1. How did gardeners live? How did plant domestication and gardening change people’s diets and foodways? Inform students that these questions will guide their learning.
2. Tell students that in order to see change archeologists examine the stratigraphy of a site. Stack five books, preferably of different thicknesses and colors, on a table.
3. Tell students that the books were placed one at a time. Ask students: Which book was placed first? Which was placed last?
4. Explain to students that each book represents a layer (stratum) of soil that is deposited over time. Stratigraphy is the study of strata (multiple layers) and archeologists use stratigraphy to study the relative age of buried artifacts.
5. Separate the class into groups of 2-3 students and pass out the “Seed Change at Toltec Mounds” worksheet. Have the students read the scenario and complete questions 1-3.
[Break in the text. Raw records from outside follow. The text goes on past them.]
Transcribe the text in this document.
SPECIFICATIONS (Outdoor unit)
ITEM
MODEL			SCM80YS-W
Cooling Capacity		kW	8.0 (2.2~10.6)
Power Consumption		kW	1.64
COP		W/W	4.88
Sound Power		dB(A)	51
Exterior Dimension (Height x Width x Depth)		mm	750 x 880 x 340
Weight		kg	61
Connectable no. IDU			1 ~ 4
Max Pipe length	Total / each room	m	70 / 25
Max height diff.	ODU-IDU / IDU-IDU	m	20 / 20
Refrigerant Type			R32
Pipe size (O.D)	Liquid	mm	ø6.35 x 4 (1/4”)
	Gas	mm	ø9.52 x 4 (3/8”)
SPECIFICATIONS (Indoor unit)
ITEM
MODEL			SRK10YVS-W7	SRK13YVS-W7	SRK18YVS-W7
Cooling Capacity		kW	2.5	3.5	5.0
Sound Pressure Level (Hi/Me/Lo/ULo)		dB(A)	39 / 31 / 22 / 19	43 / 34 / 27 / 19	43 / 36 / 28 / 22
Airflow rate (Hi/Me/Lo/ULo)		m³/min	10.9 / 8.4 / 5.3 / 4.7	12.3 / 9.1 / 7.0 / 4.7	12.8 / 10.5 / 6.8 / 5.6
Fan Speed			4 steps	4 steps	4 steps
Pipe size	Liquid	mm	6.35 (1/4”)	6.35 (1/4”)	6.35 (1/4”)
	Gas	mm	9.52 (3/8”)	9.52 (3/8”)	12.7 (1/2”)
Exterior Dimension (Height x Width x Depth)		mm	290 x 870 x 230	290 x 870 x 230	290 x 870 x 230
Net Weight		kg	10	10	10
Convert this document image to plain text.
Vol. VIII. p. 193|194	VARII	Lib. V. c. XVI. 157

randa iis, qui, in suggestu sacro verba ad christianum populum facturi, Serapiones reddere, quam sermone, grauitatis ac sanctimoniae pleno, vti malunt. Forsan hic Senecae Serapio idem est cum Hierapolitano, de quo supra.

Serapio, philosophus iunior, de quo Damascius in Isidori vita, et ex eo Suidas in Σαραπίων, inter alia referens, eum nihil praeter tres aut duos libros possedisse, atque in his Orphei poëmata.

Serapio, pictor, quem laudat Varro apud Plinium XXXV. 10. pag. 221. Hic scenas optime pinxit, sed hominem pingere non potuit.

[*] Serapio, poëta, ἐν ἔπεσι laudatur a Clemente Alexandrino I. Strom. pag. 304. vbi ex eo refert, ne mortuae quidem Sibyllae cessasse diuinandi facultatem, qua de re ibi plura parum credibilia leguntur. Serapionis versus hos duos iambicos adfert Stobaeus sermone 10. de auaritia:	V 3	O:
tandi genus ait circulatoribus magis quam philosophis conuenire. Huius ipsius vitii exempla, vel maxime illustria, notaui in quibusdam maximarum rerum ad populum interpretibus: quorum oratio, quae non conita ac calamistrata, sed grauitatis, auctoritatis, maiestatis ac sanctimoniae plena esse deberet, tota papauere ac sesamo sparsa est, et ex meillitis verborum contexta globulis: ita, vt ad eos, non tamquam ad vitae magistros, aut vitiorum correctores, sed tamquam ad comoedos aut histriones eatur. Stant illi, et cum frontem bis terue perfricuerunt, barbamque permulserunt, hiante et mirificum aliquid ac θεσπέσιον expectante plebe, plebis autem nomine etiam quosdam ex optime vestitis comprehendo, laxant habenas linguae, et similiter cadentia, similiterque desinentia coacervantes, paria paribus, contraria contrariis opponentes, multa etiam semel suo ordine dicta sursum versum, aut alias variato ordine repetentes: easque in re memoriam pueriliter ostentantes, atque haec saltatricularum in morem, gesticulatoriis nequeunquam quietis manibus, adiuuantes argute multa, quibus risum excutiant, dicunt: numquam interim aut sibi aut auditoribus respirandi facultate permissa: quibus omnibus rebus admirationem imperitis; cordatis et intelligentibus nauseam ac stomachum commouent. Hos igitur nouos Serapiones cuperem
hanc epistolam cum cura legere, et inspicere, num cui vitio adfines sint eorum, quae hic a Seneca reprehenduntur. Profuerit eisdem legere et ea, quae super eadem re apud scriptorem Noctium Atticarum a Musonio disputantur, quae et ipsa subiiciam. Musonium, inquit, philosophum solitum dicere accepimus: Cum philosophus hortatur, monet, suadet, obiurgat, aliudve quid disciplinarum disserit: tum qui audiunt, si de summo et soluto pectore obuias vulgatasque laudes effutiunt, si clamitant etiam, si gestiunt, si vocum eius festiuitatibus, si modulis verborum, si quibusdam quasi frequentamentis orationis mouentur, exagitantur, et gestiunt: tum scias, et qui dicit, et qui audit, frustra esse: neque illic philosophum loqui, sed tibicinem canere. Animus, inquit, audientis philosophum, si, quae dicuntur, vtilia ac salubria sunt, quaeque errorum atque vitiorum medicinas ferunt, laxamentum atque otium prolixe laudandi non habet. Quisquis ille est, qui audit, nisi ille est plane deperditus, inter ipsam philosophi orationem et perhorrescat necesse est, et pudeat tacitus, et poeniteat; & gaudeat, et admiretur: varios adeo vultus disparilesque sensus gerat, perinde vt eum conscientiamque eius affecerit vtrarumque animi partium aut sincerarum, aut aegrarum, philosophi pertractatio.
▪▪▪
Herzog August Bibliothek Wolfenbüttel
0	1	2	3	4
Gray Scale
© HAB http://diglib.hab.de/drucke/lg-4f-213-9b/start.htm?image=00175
1. Review the answers and the Background information about stratigraphy as necessary. Tell students that the location of the seeds and artifacts help tell the story about what people were doing in the past.
2. Assist the students in defining stratigraphy and stratum in their Key Terms.
3. Project the master of “Magnified Seeds.” Ask the students to guess what they are seeing.
4. Review the Background information. Explain to students how people domesticated plants (tending “camp followers,” saving the best seeds, and planting them again) and how archeologists do seed analysis to learn about plant use and foodways (flotation and looking at seeds under a microscope to compare with other samples).
5. Review each seed and which plant it comes from. Show examples of the seeds from the domesticated plants from the Seeds Photographs section of this page. Use the “Seasonal Plant Use in the Woodland Period” table.
1. Have students complete the remaining questions for the “Seed Change at Toltec Mounds” worksheet.
2. Review the answers and ask students: What kinds of information can seeds from archeological sites tell us? (What people ate, when they domesticated plants.)
3. Ask students: Why is it important for sites to be left undisturbed if archeologists are to use seed analysis to learn about past foodways? (If a site is disturbed it becomes impossible to interpret the foodways of past people)
1. Review the terms, domestication, flotation, gardeners, and midden, and help students define them in the Key Terms.
2. Pass out the “Woodland Period Timeline.” Have students complete the sheet by using information from the “Toltec Mounds, 650-1050 AD: A Case Study” to identify the key dates of occupation, the artifacts, foodways, and social organization. This assignment could be completed as a class, as a group, or as individual homework/assessment.
3. The Woodland Period is a period in Native American history marked by population increase, pottery-making, gardening, long-term residence in villages, and mound centers. Use the “Woodland Period Timeline: Evidence-based Answer Key” as a guide for discussion.
4. Review the “Curation Shelf ” questions and make sure all of the questions were addressed.
5. Pass out the “Dinner AD 700” recipe for students to take home and cook with supervison.